At the center of the District Court's analysis are the principles established in Fort Halifax Packing Co., Inc. v. Coyne, 482 U.S. 1 (1987), the seminal case on the question of what constitutes an ERISA plan. In Fort Halifax the Supreme Court of the United States considered whether a Maine statute requiring employers to pay certain terminated employees one week's wages for each year of service was preempted by ERISA. The primary issue was whether the Maine statute constituted a state-mandated employee benefit plan that should be preempted by ERISA. In addressing this question, the Supreme Court offered a critical observation or benchmark for determining when an arrangement should be considered subject to ERISA. Specifically, the Court stated that an employee benefit package or program will only constitute a "plan" under ERISA if it "requires an ongoing administrative program to meet the employer's obligation." Fort Halifax, 482 U.S. at 11. On that basis, the Court concluded that the obligation to pay a one-time lump sum benefit trigged by a single event does not constitute a "plan" under ERISA.
Relying on this fundamental principle, the court in Aguirre-Santos found that Pfizer's severance program did not constitute an ERISA plan. The District Court noted that Pfizer's severance program did not require any ongoing administrative discretion as it offered benefit payments over a period of weeks in an amount dictated by an employee's base salary and years of service.
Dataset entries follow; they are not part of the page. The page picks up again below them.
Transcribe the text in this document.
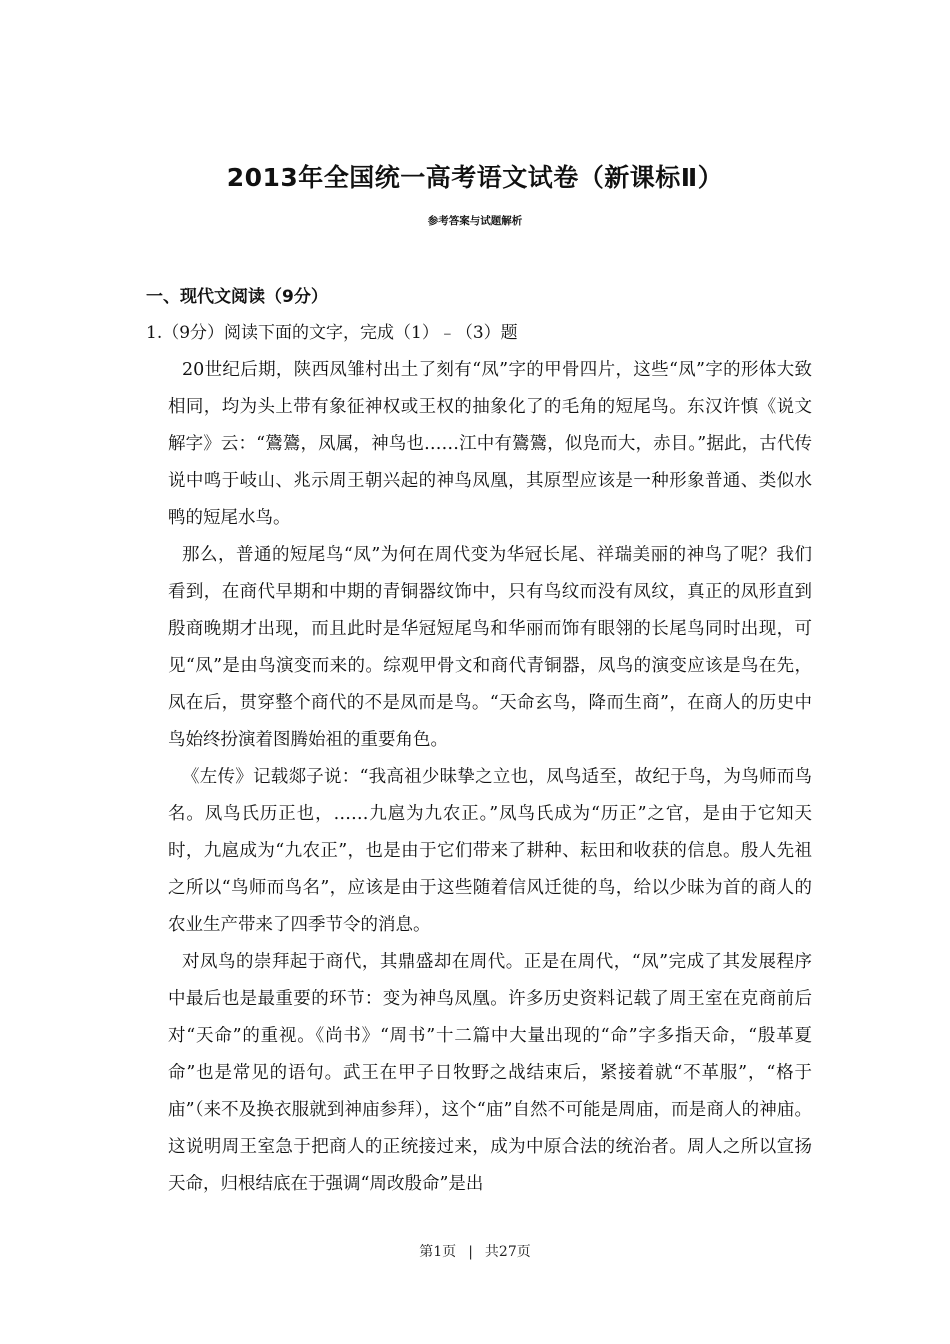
2013年全国统一高考语文试卷（新课标Ⅱ）
参考答案与试题解析
一、现代文阅读（9分）
1.（9分）阅读下面的文字，完成（1）﹣（3）题

20世纪后期，陕西凤雏村出土了刻有“凤”字的甲骨四片，这些“凤”字的形体大致相同，均为头上带有象征神权或王权的抽象化了的毛角的短尾鸟。东汉许慎《说文解字》云：“鷟鷟，凤属，神鸟也……江中有鷟鷟，似凫而大，赤目。”据此，古代传说中鸣于岐山、兆示周王朝兴起的神鸟凤凰，其原型应该是一种形象普通、类似水鸭的短尾水鸟。

那么，普通的短尾鸟“凤”为何在周代变为华冠长尾、祥瑞美丽的神鸟了呢？我们看到，在商代早期和中期的青铜器纹饰中，只有鸟纹而没有凤纹，真正的凤形直到殷商晚期才出现，而且此时是华冠短尾鸟和华丽而饰有眼翎的长尾鸟同时出现，可见“凤”是由鸟演变而来的。综观甲骨文和商代青铜器，凤鸟的演变应该是鸟在先，凤在后，贯穿整个商代的不是凤而是鸟。“天命玄鸟，降而生商”，在商人的历史中鸟始终扮演着图腾始祖的重要角色。

《左传》记载郯子说：“我高祖少昧挚之立也，凤鸟适至，故纪于鸟，为鸟师而鸟名。凤鸟氏历正也，……九扈为九农正。”凤鸟氏成为“历正”之官，是由于它知天时，九扈成为“九农正”，也是由于它们带来了耕种、耘田和收获的信息。殷人先祖之所以“鸟师而鸟名”，应该是由于这些随着信风迁徙的鸟，给以少昧为首的商人的农业生产带来了四季节令的消息。

对凤鸟的崇拜起于商代，其鼎盛却在周代。正是在周代，“凤”完成了其发展程序中最后也是最重要的环节：变为神鸟凤凰。许多历史资料记载了周王室在克商前后对“天命”的重视。《尚书》“周书”十二篇中大量出现的“命”字多指天命，“殷革夏命”也是常见的语句。武王在甲子日牧野之战结束后，紧接着就“不革服”，“格于庙”（来不及换衣服就到神庙参拜），这个“庙”自然不可能是周庙，而是商人的神庙。这说明周王室急于把商人的正统接过来，成为中原合法的统治者。周人之所以宣扬天命，归根结底在于强调“周改殷命”是出

第1页 | 共27页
Moreover, the program provided insurance benefits for a time period stated in each employee's employment contract and did not require any ongoing decisions regarding employees that could be excluded from the program. In sum, the District Court found that because there was nothing discretionary about the timing, amount, or form of the benefit payments, Pfizer's severance program did not "rise to the level of an ongoing administrative scheme." Aguirre-Santos, 2013 WL 5724061 at *2.
ERISA and its implementing regulations are complex, susceptible to various interpretations, and frequently developed by way of complicated multifactor tests. Fortunately, some questions – when properly framed – can be answered through more straightforward analysis. The Aguirre-Santos case reminds us that sometimes a one-time payment to a group of employees is just that, and something more must be involved – an arrangement requiring multiple decisions, or an exercise of discretion, or a set of administrative requirements that must be applied over time – in order to rise to the level of an ERISA plan. We take some comfort in that.